James Crosby – ASL 150 Year Salute

Biography

Upon graduating from the San Francisco Academy, James Crosby went on to study classical painting with Frank Mason, NA, at the Art Students League in New York City.  America’s foremost classical painter, Frank Mason, started Crosby on his extensive research of various unique mediums and techniques, which involve glazing and underpainting to achieve luminosity.  The work begins with strong monochromatic underpaintings of egg tempera emulsions and wax mediums.  Layered over these are up to eighty layers of glazes.  The prismatic effect created gives the illusion of looking into the surface as though through a glass.  Thus, the artist achieves transparency, luminosity, and prismatic quality as unique as the Southwest landscape, which is his subject.

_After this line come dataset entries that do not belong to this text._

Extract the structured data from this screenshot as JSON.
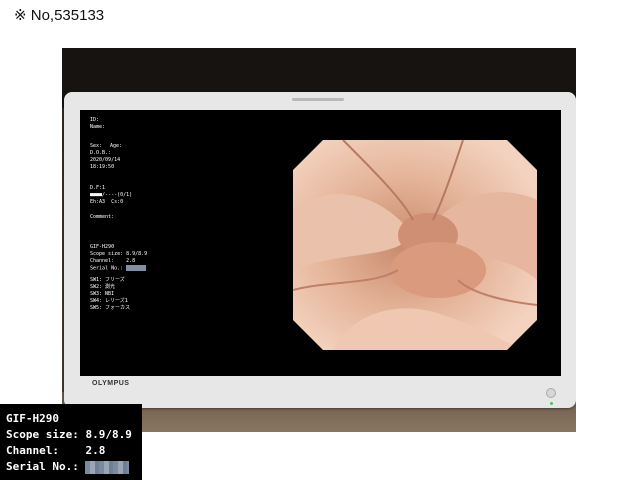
{
  "caption": "※ No,535133",
  "monitor": {
    "brand": "OLYMPUS"
  },
  "osd": {
    "id_label": "ID:",
    "name_label": "Name:",
    "sex_label": "Sex:",
    "age_label": "Age:",
    "dob_label": "D.O.B.:",
    "date": "2020/09/14",
    "time": "18:19:50",
    "df": "D.F:1",
    "ctr": "■■■■/----(0/1)",
    "eh": "Eh:A3  Cs:0",
    "comment_label": "Comment:",
    "scope_model": "GIF-H290",
    "scope_size": "Scope size: 8.9/8.9",
    "channel": "Channel:    2.8",
    "serial_label": "Serial No.:",
    "sw1": "SW1: フリーズ",
    "sw2": "SW2: 測光",
    "sw3": "SW3: NBI",
    "sw4": "SW4: レリーズ1",
    "sw5": "SW5: フォーカス"
  },
  "zoom_inset": {
    "model": "GIF-H290",
    "scope_size": "Scope size: 8.9/8.9",
    "channel": "Channel:    2.8",
    "serial_label": "Serial No.:"
  }
}
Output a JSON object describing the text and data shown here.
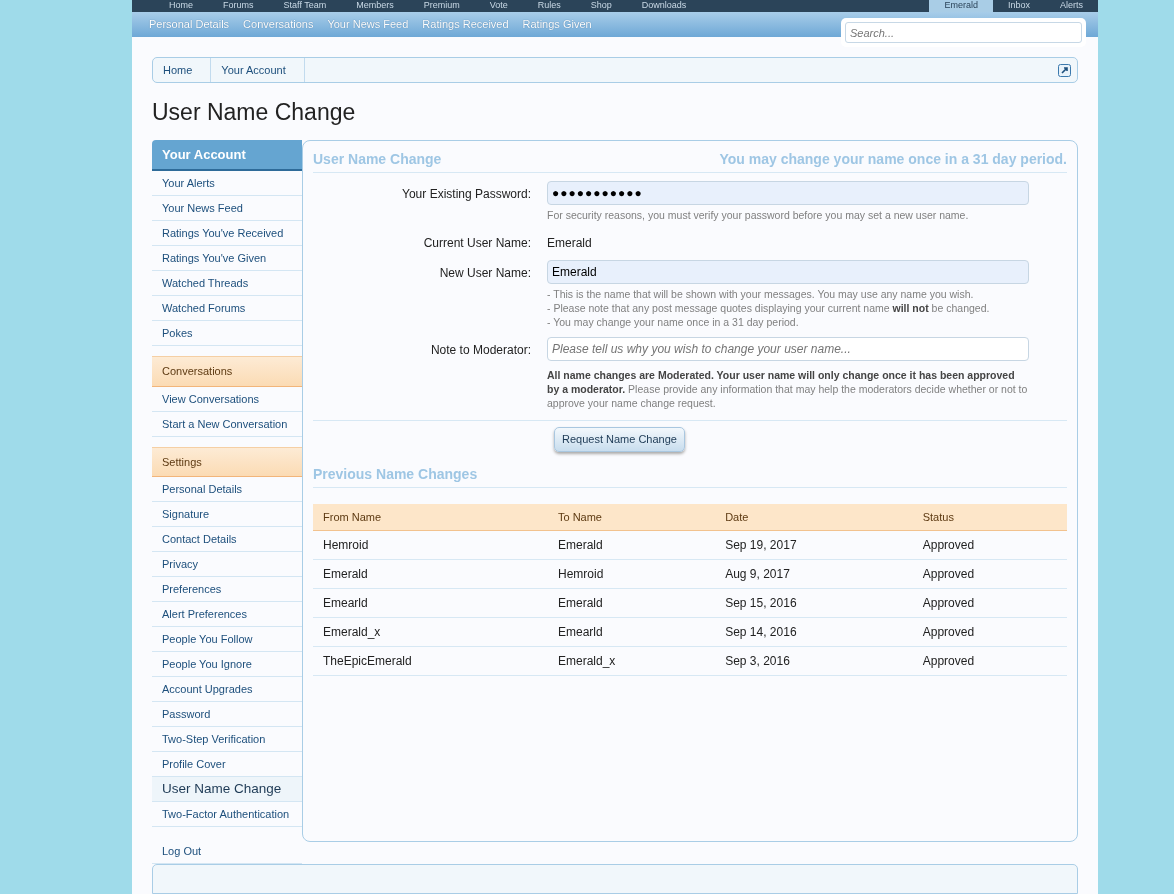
{
  "top_nav": {
    "tabs": [
      {
        "label": "Home",
        "selected": false
      },
      {
        "label": "Forums",
        "selected": false
      },
      {
        "label": "Staff Team",
        "selected": false
      },
      {
        "label": "Members",
        "selected": false
      },
      {
        "label": "Premium",
        "selected": false
      },
      {
        "label": "Vote",
        "selected": false
      },
      {
        "label": "Rules",
        "selected": false
      },
      {
        "label": "Shop",
        "selected": false
      },
      {
        "label": "Downloads",
        "selected": false
      }
    ],
    "user_tabs": [
      {
        "label": "Emerald",
        "selected": true
      },
      {
        "label": "Inbox",
        "selected": false
      },
      {
        "label": "Alerts",
        "selected": false
      }
    ]
  },
  "sub_nav": [
    "Personal Details",
    "Conversations",
    "Your News Feed",
    "Ratings Received",
    "Ratings Given"
  ],
  "search": {
    "placeholder": "Search..."
  },
  "breadcrumb": [
    "Home",
    "Your Account"
  ],
  "page_title": "User Name Change",
  "sidebar": [
    {
      "kind": "primary",
      "title": "Your Account",
      "items": [
        {
          "label": "Your Alerts",
          "selected": false
        },
        {
          "label": "Your News Feed",
          "selected": false
        },
        {
          "label": "Ratings You've Received",
          "selected": false
        },
        {
          "label": "Ratings You've Given",
          "selected": false
        },
        {
          "label": "Watched Threads",
          "selected": false
        },
        {
          "label": "Watched Forums",
          "selected": false
        },
        {
          "label": "Pokes",
          "selected": false
        }
      ]
    },
    {
      "kind": "secondary",
      "title": "Conversations",
      "items": [
        {
          "label": "View Conversations",
          "selected": false
        },
        {
          "label": "Start a New Conversation",
          "selected": false
        }
      ]
    },
    {
      "kind": "secondary",
      "title": "Settings",
      "items": [
        {
          "label": "Personal Details",
          "selected": false
        },
        {
          "label": "Signature",
          "selected": false
        },
        {
          "label": "Contact Details",
          "selected": false
        },
        {
          "label": "Privacy",
          "selected": false
        },
        {
          "label": "Preferences",
          "selected": false
        },
        {
          "label": "Alert Preferences",
          "selected": false
        },
        {
          "label": "People You Follow",
          "selected": false
        },
        {
          "label": "People You Ignore",
          "selected": false
        },
        {
          "label": "Account Upgrades",
          "selected": false
        },
        {
          "label": "Password",
          "selected": false
        },
        {
          "label": "Two-Step Verification",
          "selected": false
        },
        {
          "label": "Profile Cover",
          "selected": false
        },
        {
          "label": "User Name Change",
          "selected": true
        },
        {
          "label": "Two-Factor Authentication",
          "selected": false
        }
      ]
    },
    {
      "kind": "plain",
      "items": [
        {
          "label": "Log Out",
          "selected": false
        }
      ]
    }
  ],
  "form": {
    "heading": "User Name Change",
    "heading_note": "You may change your name once in a 31 day period.",
    "fields": [
      {
        "kind": "password",
        "label": "Your Existing Password:",
        "value": "●●●●●●●●●●●",
        "notes": [
          "For security reasons, you must verify your password before you may set a new user name."
        ]
      },
      {
        "kind": "static",
        "label": "Current User Name:",
        "value": "Emerald"
      },
      {
        "kind": "text",
        "label": "New User Name:",
        "value": "Emerald",
        "notes": [
          "- This is the name that will be shown with your messages. You may use any name you wish.",
          "- Please note that any post message quotes displaying your current name **will not** be changed.",
          "- You may change your name once in a 31 day period."
        ]
      },
      {
        "kind": "textarea",
        "label": "Note to Moderator:",
        "placeholder": "Please tell us why you wish to change your user name...",
        "notes": [
          "**All name changes are Moderated. Your user name will only change once it has been approved by a moderator.** Please provide any information that may help the moderators decide whether or not to approve your name change request."
        ]
      }
    ],
    "button": "Request Name Change"
  },
  "history": {
    "heading": "Previous Name Changes",
    "columns": [
      "From Name",
      "To Name",
      "Date",
      "Status"
    ],
    "rows": [
      [
        "Hemroid",
        "Emerald",
        "Sep 19, 2017",
        "Approved"
      ],
      [
        "Emerald",
        "Hemroid",
        "Aug 9, 2017",
        "Approved"
      ],
      [
        "Emearld",
        "Emerald",
        "Sep 15, 2016",
        "Approved"
      ],
      [
        "Emerald_x",
        "Emearld",
        "Sep 14, 2016",
        "Approved"
      ],
      [
        "TheEpicEmerald",
        "Emerald_x",
        "Sep 3, 2016",
        "Approved"
      ]
    ]
  }
}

Tough the work comes out of the Italian Renaissance and European tradition of such painters as Friedrich and Turner, it is essentially American in character, the predominant influence being painters of the Hudson River School, such as Fredrich Church, Homer Dodge Martin, and Martin Johnson Heade as well as the Tonalists Ralph Blakelock, A.P. Ryder, and George Innes.  Like numerous artists in this and the last century, such as John Marin, Alfred Bierstadt, Georgia O’Keeffe, and the Taos painters, James Crosby has come West because he finds the Southwest landscape well-suited to his technique and expression.  Economizing on detail, he focuses more on the massing [of forms] and contours as well as the all-pervasive light inherent in the Southwest landscape.  As Crosby has said, “I feel the mystery is everywhere.  The colors are unlike any others anywhere, and I feel as if I am in a giant prism.”